|
Is the universe a three-dimensional grid of space-time expanding from a size of zero along each dimension to some undetermined value that may be infinity if nothing interrupts the process of expansion? Spacetime=0 would be that singularity from which the Big Bang is said to have emerged, or does the universe emerge from a condition independent of space-time?
If existence cannot come from non-existence, but the space-time universe has a definite beginning, then existence must be independent of space-time. Existence may therefore be possible before time and beyond space, having none of the qualities contingent on either space or time.

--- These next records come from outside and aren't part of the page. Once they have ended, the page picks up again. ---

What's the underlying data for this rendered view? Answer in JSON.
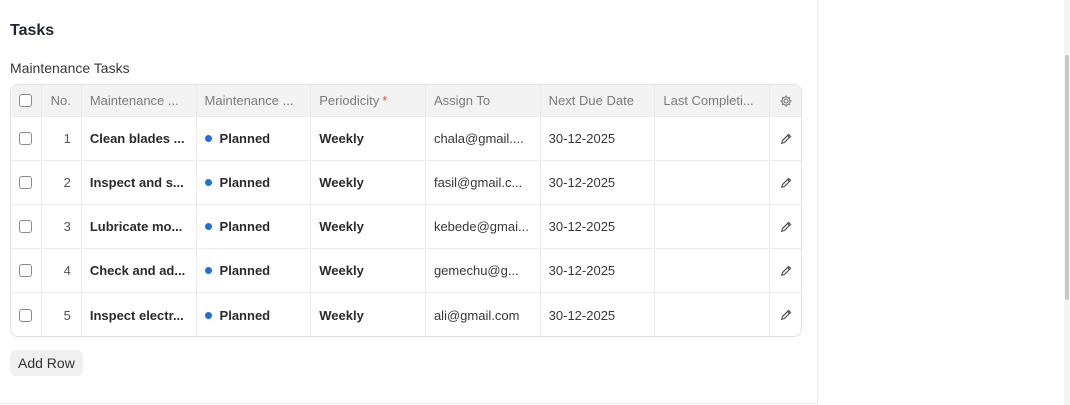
{
  "section": {
    "title": "Tasks"
  },
  "table": {
    "label": "Maintenance Tasks",
    "status_color": "#1f6fdb",
    "headers": {
      "no": "No.",
      "task": "Maintenance ...",
      "status": "Maintenance ...",
      "periodicity": "Periodicity",
      "periodicity_required": "*",
      "assign_to": "Assign To",
      "next_due": "Next Due Date",
      "last_completion": "Last Completi..."
    },
    "rows": [
      {
        "no": "1",
        "task": "Clean blades ...",
        "status": "Planned",
        "periodicity": "Weekly",
        "assign_to": "chala@gmail....",
        "next_due": "30-12-2025",
        "last_completion": ""
      },
      {
        "no": "2",
        "task": "Inspect and s...",
        "status": "Planned",
        "periodicity": "Weekly",
        "assign_to": "fasil@gmail.c...",
        "next_due": "30-12-2025",
        "last_completion": ""
      },
      {
        "no": "3",
        "task": "Lubricate mo...",
        "status": "Planned",
        "periodicity": "Weekly",
        "assign_to": "kebede@gmai...",
        "next_due": "30-12-2025",
        "last_completion": ""
      },
      {
        "no": "4",
        "task": "Check and ad...",
        "status": "Planned",
        "periodicity": "Weekly",
        "assign_to": "gemechu@g...",
        "next_due": "30-12-2025",
        "last_completion": ""
      },
      {
        "no": "5",
        "task": "Inspect electr...",
        "status": "Planned",
        "periodicity": "Weekly",
        "assign_to": "ali@gmail.com",
        "next_due": "30-12-2025",
        "last_completion": ""
      }
    ]
  },
  "actions": {
    "add_row": "Add Row"
  }
}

We may understand what such an existence is by simply knowing what it cannot be, by what space-time contingent qualities it may not possess.
Primordial existence (as we may call it) cannot have either size or shape; it cannot have location, neither inside (substance) nor outside (number, multiplicity). All such qualities are contingent on space-time. Primordial existence also cannot have any change in its essential nature, including that it can have no beginning nor end. If it is, as it must necessarily be, then it cannot cease to be. Furthermore, although it must incorporate the potential from which our universe arises, and perhaps from which countless other universes arise, it must nonetheless remain an undiminished initial condition from which such universes arise. All this is defined by the very nature of existence independent of space-time.
The standard cosmological model is consistent with this understanding of primordial existence, and it is quite reasonable to argue that something unchanging must ultimately be the source and initial condition of all space-time universes.